1. First we check to see if the input tree is simply a leaf or not.

2. If T is not a leaf, compare the value of its root node, v' with v.

3. If v' < v then recursively call split on the left subtree. Store the values of the recursive call as L' (returned left tree), R' (returned right tree), and r (option type indicated if the value v was found or not).
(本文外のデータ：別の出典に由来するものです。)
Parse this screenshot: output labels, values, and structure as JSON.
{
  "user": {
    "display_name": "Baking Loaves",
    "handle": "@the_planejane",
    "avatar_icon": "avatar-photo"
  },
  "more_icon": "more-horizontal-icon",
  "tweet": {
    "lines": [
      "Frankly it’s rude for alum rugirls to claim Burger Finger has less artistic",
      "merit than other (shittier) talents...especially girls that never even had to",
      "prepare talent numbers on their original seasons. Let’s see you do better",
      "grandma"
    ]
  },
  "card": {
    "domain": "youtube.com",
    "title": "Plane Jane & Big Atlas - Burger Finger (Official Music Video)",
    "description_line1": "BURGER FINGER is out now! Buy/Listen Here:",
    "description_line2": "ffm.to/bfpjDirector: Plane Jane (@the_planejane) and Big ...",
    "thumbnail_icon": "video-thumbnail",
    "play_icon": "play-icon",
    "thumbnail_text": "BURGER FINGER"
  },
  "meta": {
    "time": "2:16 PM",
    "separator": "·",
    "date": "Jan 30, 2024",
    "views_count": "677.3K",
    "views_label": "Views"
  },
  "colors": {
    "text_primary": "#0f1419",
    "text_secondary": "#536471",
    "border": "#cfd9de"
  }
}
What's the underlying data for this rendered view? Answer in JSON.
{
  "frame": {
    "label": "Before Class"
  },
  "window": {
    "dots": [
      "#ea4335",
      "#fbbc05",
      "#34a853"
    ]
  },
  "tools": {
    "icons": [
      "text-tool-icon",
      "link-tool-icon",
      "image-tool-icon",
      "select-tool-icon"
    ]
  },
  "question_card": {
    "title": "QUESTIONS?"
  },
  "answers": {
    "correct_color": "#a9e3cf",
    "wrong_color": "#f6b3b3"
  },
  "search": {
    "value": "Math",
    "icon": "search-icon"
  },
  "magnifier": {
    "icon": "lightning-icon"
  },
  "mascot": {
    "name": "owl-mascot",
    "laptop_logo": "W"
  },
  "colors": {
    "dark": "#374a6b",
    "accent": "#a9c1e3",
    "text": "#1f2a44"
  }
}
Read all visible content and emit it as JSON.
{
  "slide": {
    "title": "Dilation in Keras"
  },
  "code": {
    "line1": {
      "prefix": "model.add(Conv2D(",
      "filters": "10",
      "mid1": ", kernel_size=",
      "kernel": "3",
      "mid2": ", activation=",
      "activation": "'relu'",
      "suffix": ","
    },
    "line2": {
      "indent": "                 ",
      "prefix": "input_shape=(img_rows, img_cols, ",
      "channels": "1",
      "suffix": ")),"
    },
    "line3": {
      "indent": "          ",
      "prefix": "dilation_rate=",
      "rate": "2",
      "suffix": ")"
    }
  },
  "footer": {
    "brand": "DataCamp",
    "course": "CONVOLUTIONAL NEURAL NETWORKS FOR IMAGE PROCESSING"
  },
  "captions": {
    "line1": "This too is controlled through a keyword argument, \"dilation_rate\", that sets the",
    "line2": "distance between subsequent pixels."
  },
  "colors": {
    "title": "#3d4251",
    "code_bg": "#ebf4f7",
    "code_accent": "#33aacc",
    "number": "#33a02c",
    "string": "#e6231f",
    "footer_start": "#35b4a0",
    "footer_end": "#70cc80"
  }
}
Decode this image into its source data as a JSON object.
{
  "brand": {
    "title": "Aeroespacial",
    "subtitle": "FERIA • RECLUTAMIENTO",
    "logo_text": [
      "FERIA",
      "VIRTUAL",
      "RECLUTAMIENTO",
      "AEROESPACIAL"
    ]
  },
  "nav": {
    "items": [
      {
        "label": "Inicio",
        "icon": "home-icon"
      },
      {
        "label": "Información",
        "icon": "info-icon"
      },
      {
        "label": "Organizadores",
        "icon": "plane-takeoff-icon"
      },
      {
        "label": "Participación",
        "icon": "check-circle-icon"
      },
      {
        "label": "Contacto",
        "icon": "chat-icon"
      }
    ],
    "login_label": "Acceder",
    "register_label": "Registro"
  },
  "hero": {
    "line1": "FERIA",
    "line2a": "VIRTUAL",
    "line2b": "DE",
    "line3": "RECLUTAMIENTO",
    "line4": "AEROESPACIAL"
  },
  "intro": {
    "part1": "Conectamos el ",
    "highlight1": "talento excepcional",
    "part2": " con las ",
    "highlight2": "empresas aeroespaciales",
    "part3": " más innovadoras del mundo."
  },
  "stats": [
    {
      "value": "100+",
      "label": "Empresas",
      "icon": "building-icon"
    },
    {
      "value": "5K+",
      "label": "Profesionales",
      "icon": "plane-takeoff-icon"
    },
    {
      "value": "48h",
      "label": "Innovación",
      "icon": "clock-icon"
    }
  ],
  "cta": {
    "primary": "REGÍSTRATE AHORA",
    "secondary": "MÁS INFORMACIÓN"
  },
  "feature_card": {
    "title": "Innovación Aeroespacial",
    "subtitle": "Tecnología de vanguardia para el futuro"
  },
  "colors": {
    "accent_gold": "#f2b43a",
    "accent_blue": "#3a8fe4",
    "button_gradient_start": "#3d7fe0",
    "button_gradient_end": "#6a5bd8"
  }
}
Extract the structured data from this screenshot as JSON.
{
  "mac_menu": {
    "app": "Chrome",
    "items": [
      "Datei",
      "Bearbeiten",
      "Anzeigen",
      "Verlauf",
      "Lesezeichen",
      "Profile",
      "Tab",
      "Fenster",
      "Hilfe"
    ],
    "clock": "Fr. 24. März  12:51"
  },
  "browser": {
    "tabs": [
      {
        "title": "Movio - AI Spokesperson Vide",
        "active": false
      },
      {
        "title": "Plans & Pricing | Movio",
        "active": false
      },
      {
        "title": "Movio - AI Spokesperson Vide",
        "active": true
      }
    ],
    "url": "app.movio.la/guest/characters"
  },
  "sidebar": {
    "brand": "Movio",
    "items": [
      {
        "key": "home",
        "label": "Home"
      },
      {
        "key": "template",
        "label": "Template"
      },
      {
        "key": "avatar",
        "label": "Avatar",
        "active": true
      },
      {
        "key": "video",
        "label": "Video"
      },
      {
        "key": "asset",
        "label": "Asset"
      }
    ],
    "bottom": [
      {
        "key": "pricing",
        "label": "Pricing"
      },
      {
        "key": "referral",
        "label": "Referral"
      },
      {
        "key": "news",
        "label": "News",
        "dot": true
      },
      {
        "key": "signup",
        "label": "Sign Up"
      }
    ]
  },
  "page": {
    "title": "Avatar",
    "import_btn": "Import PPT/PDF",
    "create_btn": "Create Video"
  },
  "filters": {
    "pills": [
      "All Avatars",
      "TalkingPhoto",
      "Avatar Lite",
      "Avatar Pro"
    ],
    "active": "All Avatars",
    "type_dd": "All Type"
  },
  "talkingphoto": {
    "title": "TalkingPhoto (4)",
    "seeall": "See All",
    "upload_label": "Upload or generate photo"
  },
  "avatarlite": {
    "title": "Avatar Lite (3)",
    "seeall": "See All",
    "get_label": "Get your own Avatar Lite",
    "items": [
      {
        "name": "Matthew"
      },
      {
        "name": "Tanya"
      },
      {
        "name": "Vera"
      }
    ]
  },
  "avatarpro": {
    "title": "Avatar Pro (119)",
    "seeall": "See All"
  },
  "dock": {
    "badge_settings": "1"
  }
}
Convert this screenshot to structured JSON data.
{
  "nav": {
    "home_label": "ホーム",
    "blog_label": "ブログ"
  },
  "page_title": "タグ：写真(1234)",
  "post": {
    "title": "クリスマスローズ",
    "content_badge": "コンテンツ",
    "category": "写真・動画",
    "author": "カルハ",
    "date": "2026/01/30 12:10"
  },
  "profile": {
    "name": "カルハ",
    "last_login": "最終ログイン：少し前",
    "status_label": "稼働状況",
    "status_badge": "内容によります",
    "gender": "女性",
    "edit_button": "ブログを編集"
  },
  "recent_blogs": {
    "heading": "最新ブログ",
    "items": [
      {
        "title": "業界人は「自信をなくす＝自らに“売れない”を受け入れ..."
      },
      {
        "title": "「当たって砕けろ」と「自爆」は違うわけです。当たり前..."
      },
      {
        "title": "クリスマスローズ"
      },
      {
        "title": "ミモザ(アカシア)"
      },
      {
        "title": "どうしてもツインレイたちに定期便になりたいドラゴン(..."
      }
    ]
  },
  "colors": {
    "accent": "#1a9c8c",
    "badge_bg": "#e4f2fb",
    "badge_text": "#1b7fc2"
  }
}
Construct the new right tree, newR = Node(R',v',R), and return (L',r,newR).

4. Else if v' > v then recursively call split on the right subtree. Store the values of the recursive call as L' (returned left tree), R' (returned right tree), and r (option type indicated if the value v was found or not). Construct the new left tree, newL = Node(L',v',L), and return (newL,r,R').

5. Else if v' = v, return L, SOME(v), R.

6. If T is a leaf, we must have reached the root of the tree without finding the input value v to split at. Return that you couldn't find the leaf by passing back NONE.

Why is this logarithmic? Well, you only ever traverse one root-to-leaf path of the tree, at most. We can easily reconstruct nodes in constant time since we're just re-assigning $O(\log n)$ references (in an imperative language) or reassigning $O(\log n)$ values that take a constant time to generate (in a functional language).

Here's the corresponding code for the algorithm. It's written in SML, but I'd be willing to clarify what anything means in the comments.

fun split(T,v) = case T of Leaf => (Leaf, NONE, Leaf) | Node(L,v,R) => case compare(v, v') of LESS => let val (L',r,R') = split(L,k) in (L',r,Node(R',r,R)) end | GREATER => let val (L',r,R') = split(R,k) in (Node(L',v',L),r,R') end | EQUAL => (L, SOME(v), R)

See this document for more details. It provides a more thorough explanation of the above.